Efforts to remake the Lower North Side in the image of a prosperous, car-friendly, "towers in the park" city center began as early as 1939, when a local coalition called the Federation of Civic Bodies advocated for slum clearance, street improvements, and real estate development. Plans coalesced further in 1954 with the publishing of the North Side Study. Again, planners and business leaders expressed their intention to overhaul much of the Lower North Side's built environment in order to remove blight, increase commerce, reduce traffic congestion, and provide more parking. They proposed several new highways, one of which would connect car-owning suburbanites to Downtown Pittsburgh and the North Shore via the East Street Valley. Though it was not explicitly stated within the North Side Study, most if not all of the valley's residents would be displaced by such a highway.

Public planning meetings for the East Street Valley Expressway, as the project came to be known, commenced in 1963 and continued through the decade, during which time a highway cut through the Manchester neighborhood and some 850 families and dozens of businesses fled the wrecking ball in the newly-dubbed Allegheny Center.
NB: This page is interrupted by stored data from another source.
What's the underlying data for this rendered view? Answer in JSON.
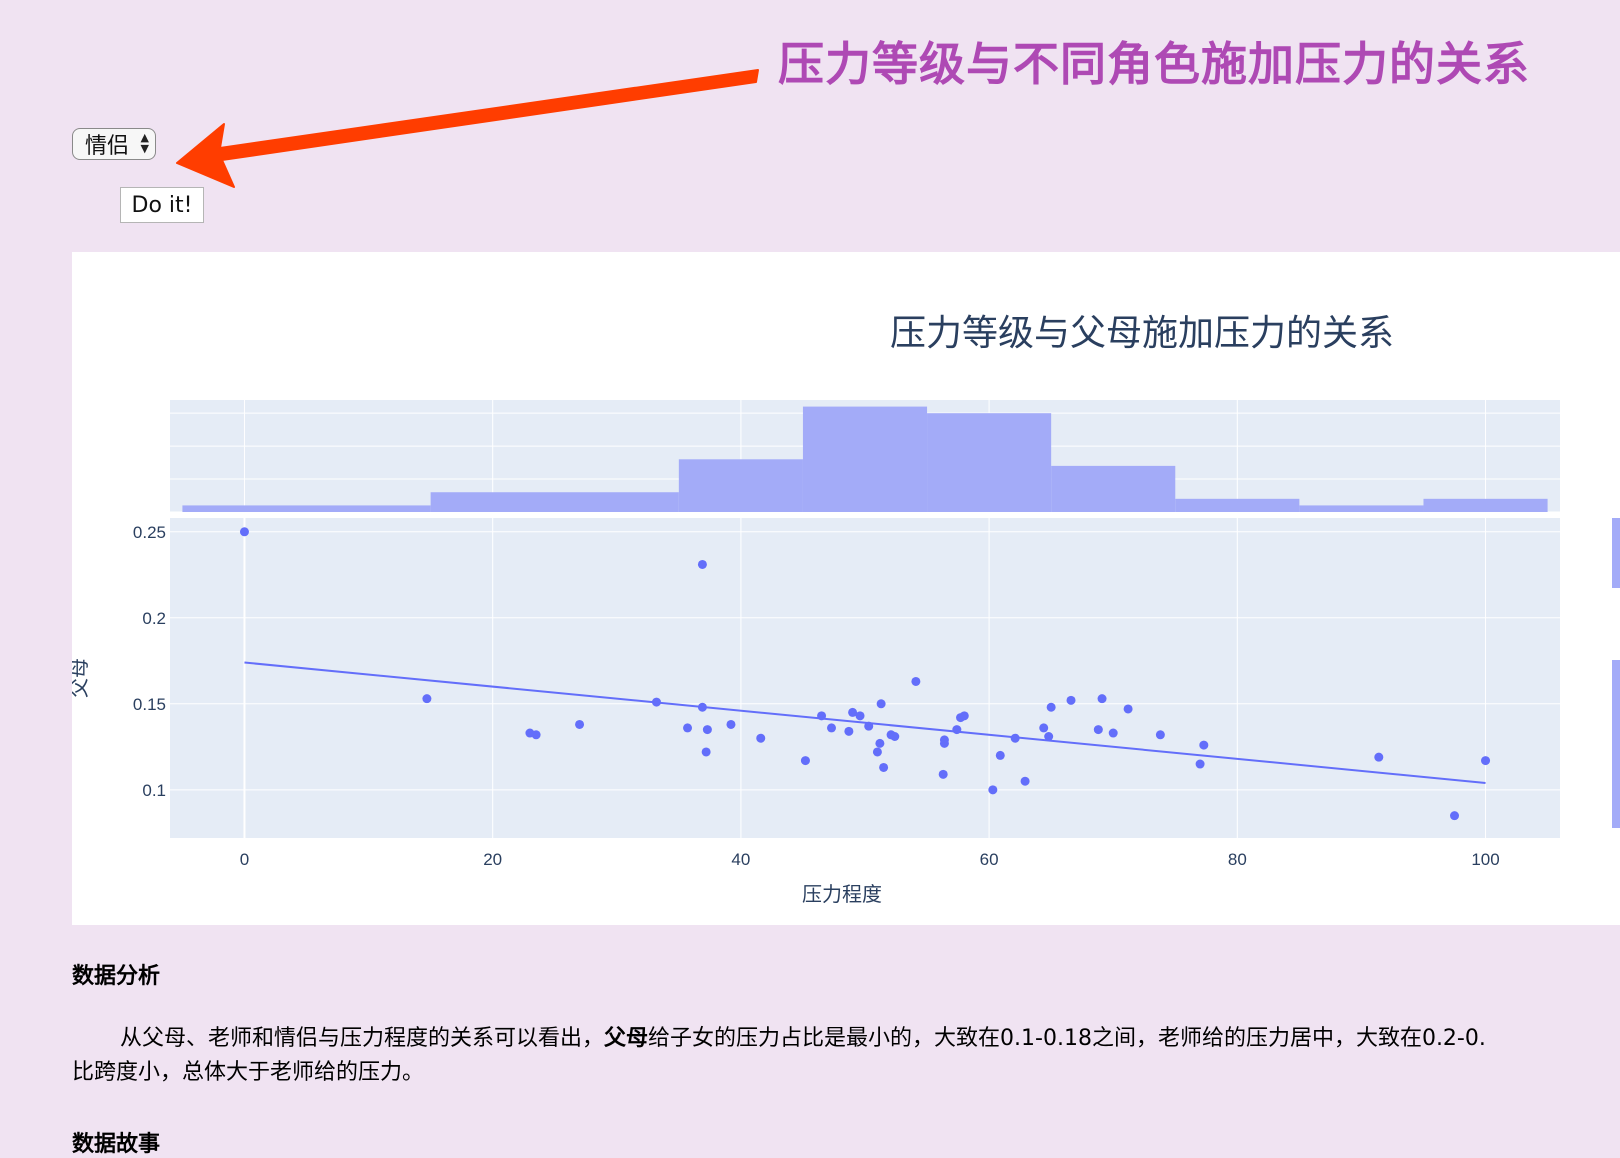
{
  "annotation": {
    "title": "压力等级与不同角色施加压力的关系",
    "arrow_color": "#ff3d00"
  },
  "controls": {
    "select_value": "情侣",
    "button_label": "Do it!"
  },
  "chart_data": {
    "type": "scatter",
    "title": "压力等级与父母施加压力的关系",
    "xlabel": "压力程度",
    "ylabel": "父母",
    "x_ticks": [
      "0",
      "20",
      "40",
      "60",
      "80",
      "100"
    ],
    "y_ticks": [
      "0.1",
      "0.15",
      "0.2",
      "0.25"
    ],
    "xlim": [
      -6,
      106
    ],
    "ylim": [
      0.072,
      0.258
    ],
    "color": "#636efa",
    "histogram_color": "#a3abf8",
    "grid": true,
    "series": [
      {
        "points": [
          [
            0,
            0.25
          ],
          [
            14.7,
            0.153
          ],
          [
            23,
            0.133
          ],
          [
            23.5,
            0.132
          ],
          [
            27,
            0.138
          ],
          [
            33.2,
            0.151
          ],
          [
            35.7,
            0.136
          ],
          [
            36.9,
            0.148
          ],
          [
            36.9,
            0.231
          ],
          [
            37.2,
            0.122
          ],
          [
            37.3,
            0.135
          ],
          [
            39.2,
            0.138
          ],
          [
            41.6,
            0.13
          ],
          [
            45.2,
            0.117
          ],
          [
            46.5,
            0.143
          ],
          [
            47.3,
            0.136
          ],
          [
            48.7,
            0.134
          ],
          [
            49,
            0.145
          ],
          [
            49.6,
            0.143
          ],
          [
            50.3,
            0.137
          ],
          [
            51,
            0.122
          ],
          [
            51.2,
            0.127
          ],
          [
            51.3,
            0.15
          ],
          [
            51.5,
            0.113
          ],
          [
            52.1,
            0.132
          ],
          [
            52.4,
            0.131
          ],
          [
            54.1,
            0.163
          ],
          [
            56.3,
            0.109
          ],
          [
            56.4,
            0.129
          ],
          [
            56.4,
            0.127
          ],
          [
            57.4,
            0.135
          ],
          [
            57.7,
            0.142
          ],
          [
            58,
            0.143
          ],
          [
            60.3,
            0.1
          ],
          [
            60.9,
            0.12
          ],
          [
            62.1,
            0.13
          ],
          [
            62.9,
            0.105
          ],
          [
            64.4,
            0.136
          ],
          [
            64.8,
            0.131
          ],
          [
            65,
            0.148
          ],
          [
            66.6,
            0.152
          ],
          [
            68.8,
            0.135
          ],
          [
            69.1,
            0.153
          ],
          [
            70,
            0.133
          ],
          [
            71.2,
            0.147
          ],
          [
            73.8,
            0.132
          ],
          [
            77,
            0.115
          ],
          [
            77.3,
            0.126
          ],
          [
            91.4,
            0.119
          ],
          [
            97.5,
            0.085
          ],
          [
            100,
            0.117
          ]
        ]
      }
    ],
    "trendline": {
      "x": [
        0,
        100
      ],
      "y": [
        0.174,
        0.104
      ]
    },
    "histogram": {
      "bin_edges": [
        -5,
        15,
        35,
        45,
        55,
        65,
        75,
        85,
        95,
        105
      ],
      "counts": [
        1,
        3,
        8,
        16,
        15,
        7,
        2,
        1,
        2
      ]
    }
  },
  "analysis": {
    "heading": "数据分析",
    "text_before": "从父母、老师和情侣与压力程度的关系可以看出，",
    "bold": "父母",
    "text_after": "给子女的压力占比是最小的，大致在0.1-0.18之间，老师给的压力居中，大致在0.2-0.",
    "line2": "比跨度小，总体大于老师给的压力。"
  },
  "story": {
    "heading": "数据故事"
  }
}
Government planners thus faced heightened resistance from local residents — especially members of the Highway Emergency and Relocation Team, or HEART, who sought fairer treatment and better recompensation for affected property owners — as well as from historic preservationists, who fought for a route alteration unveiled in 1974 that would spare St. Boniface Roman Catholic Church. There was relatively little remonstration against the expressway itself.

In 1963, PennDOT estimated that there were either 480 or 640 families living within proposed rights-of-way in the East Street Valley. By 1981, 805 families and individuals had been relocated and 134 business had been relocated or closed. Meanwhile, 133 families, 130 individuals, and 88 businesses still required relocation. The turmoil and heartache of relocation for residents, many of whom were working class, was compounded by deindustrialization and rampant unemployment in the Pittsburgh region during the 1970s and 1980s.
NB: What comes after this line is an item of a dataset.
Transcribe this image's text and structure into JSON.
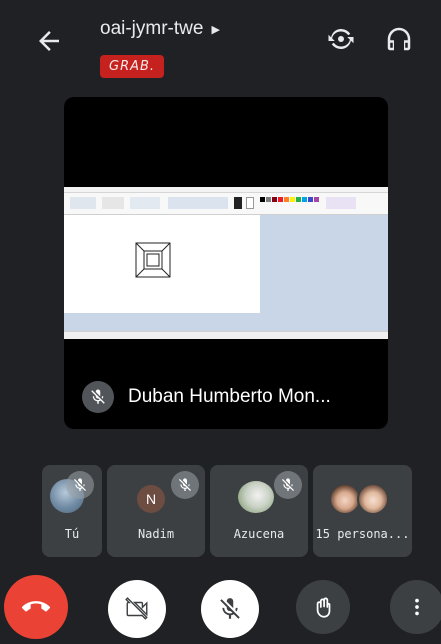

On June 16, 1982, nearly three decades after the North Side Study, and just as the fervor for urban expressways had already begun to wane, civic leaders including Mayor Richard Caliguiri, Governor Dick Thornburgh, and Pittsburgh Steelers owner and Northsider Art Rooney celebrated the expressway's groundbreaking. Optometrist and HEART organizer Marty Krauss told a reporter, "I can assure you that the people celebrating today live comfortably. They live in places like Mt. Lebanon or Fox Chapel. They are not threatened by relocation. If they would be, they could get a good attorney."